Eine dichte Fläche aus seidig-silbrig behaarten Blättern bildet die Glänzende Edelraute (Artemisia nitida). Sie ist nur zehn bis 15 Zentimeter hoch. Hübsche Begleiter sind rosafarbene oder dunkelrote Polster der Grasnelken, die ihre Blüten von Mai bis Oktober öffnen. Auch der Niederliegende Ehrenpreis ist ein idealer Partner. Vor allem Farbsorten wie ,Blauspiegel‘ (dunkelblau), ,Loddon Blue,‘ (leuchtend blau) oder ,Silver Queen‘ (silbrigblau) sind empfehlenswert. Sie blühen von Mai bis Juni.

Von den Küsten in Japan und Korea kommt der Gabelblatt-Silberwermut (Artemisia stelleriana), der dort auf sehr sandigen Böden wächst. Diese dicht weißfilzig behaarte Staude bildet nieder liegende bis aufsteigende, am Grunde verholzte Äste mit fast handförmig geteilten Blättern und unscheinbaren Blüten. Besonders wirkungsvoll als Begleitpflanzen sind gelb blühende Staudenarten, beispielsweise die Schafgarbe.

Niedrige, flache Teppiche von maximal 20 Zentimetern Höhe bildet die Alpensilberraute (Artemisia umbelliformis), die in den Alpen und im Apennin Gesteinsschutt mit ihren Trieben überzieht. Die aromatisch duftenden Blätter sind fein geteilt, seidig behaart und silbrig-glänzend. Im Juli und August blüht sie mit gelblichen Blüten in lockerer Traube. In diese Gesellschaft lässt sich sehr wirkungsvoll die Pfingstnelke einfügen. Auch Polster bildende Arten der Artemisia eignen sich als Bodendecker, allerdings schließen sie die Flächen nicht so schnell und gleichmäßig.

Schöne dichte Polster aus zweifach handförmigen, silbrigweißen Blättern bildet die Japanische Zwergsilberraute (Artemisia schmidtiana), deren zahlreiche weiße Blütenköpfchen von Juni bis Juli in pyramidalen Rispen über dem Laub stehen. In Kultur ist vorwiegend die Sorte ,Nana‘, weil sie klein und im Wuchs kompakter ist. Schöne Begleitpflanzen sind die Dalmatinische Glockenblumen mit violetten Blüten im Juni und Juli sowie Dalmatinischer Storchschnabel mit kräftig rosafarbenen Blüten im April und Mai.

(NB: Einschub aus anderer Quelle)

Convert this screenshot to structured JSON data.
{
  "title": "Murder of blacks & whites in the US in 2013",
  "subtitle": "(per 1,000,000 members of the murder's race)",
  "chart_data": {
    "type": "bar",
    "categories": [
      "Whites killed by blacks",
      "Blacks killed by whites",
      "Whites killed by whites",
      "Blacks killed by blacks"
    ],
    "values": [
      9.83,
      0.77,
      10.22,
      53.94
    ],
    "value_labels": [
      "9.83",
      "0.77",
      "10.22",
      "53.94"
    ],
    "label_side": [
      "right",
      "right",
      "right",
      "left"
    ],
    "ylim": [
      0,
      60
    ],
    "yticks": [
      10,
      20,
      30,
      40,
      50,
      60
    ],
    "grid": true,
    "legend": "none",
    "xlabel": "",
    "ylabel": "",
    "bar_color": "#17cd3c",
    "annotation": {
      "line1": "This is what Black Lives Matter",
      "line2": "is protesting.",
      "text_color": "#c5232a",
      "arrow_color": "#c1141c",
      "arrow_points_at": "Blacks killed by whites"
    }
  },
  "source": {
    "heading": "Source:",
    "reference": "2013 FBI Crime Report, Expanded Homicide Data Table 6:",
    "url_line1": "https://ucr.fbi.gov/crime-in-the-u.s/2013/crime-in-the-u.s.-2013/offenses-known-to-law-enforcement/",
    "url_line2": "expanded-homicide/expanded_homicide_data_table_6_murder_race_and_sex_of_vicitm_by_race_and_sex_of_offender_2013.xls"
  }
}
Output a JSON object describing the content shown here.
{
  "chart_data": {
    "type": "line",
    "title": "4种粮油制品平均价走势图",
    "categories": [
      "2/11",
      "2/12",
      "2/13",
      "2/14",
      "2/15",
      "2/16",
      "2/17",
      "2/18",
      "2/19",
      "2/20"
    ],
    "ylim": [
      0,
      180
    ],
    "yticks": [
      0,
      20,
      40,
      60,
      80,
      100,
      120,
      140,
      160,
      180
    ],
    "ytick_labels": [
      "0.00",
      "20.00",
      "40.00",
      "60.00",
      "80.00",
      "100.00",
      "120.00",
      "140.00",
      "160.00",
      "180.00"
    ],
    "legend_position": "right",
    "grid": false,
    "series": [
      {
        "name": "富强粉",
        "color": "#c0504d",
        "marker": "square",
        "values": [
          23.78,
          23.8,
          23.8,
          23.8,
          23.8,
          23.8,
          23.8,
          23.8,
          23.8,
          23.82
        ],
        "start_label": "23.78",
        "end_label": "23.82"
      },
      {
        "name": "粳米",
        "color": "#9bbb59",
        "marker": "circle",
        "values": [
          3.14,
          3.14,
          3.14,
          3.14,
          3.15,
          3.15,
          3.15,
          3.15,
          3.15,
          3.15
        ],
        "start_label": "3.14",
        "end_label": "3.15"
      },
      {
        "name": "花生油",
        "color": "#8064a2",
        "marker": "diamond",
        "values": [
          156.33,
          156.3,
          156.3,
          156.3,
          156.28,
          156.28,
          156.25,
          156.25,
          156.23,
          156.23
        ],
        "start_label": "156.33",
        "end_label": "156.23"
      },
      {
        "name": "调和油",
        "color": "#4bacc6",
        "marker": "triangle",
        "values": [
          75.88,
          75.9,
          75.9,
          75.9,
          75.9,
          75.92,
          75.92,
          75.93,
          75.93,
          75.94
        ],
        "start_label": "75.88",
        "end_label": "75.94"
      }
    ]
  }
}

Hoch wachsende Artemisia-Arten lassen sich gut als Solitärstauden verwenden. Günstig ist hier eine Kombination mit Bodendeckern, wobei man sich nicht nur auf silberlaubige Arten beschränken sollte.

Eine dekorative aufrecht wachsende Art ist der Armenische Wermut (Artemisia armeniaca). Seine Wirkung beruht auf den silbergrauen, fein gefiederten Blättern an etwa einen Meter hohen Stängeln. Auf sehr mageren Böden bleibt die Pflanze wesentlich kleiner. Sie breitet sich durch Rhizome aus und bildet in kurzer Zeit ansehnliche Tuffs. Etwas niedriger bleibt mit etwa 70 Zentimeter Höhe der Stauden-Wermut (Artemisia ludoviciana). Er bildet viele, aber nicht sehr dicht wachsenden Triebe mit weißfilzigen Blättern und breitet sich durch Ausläufer aus.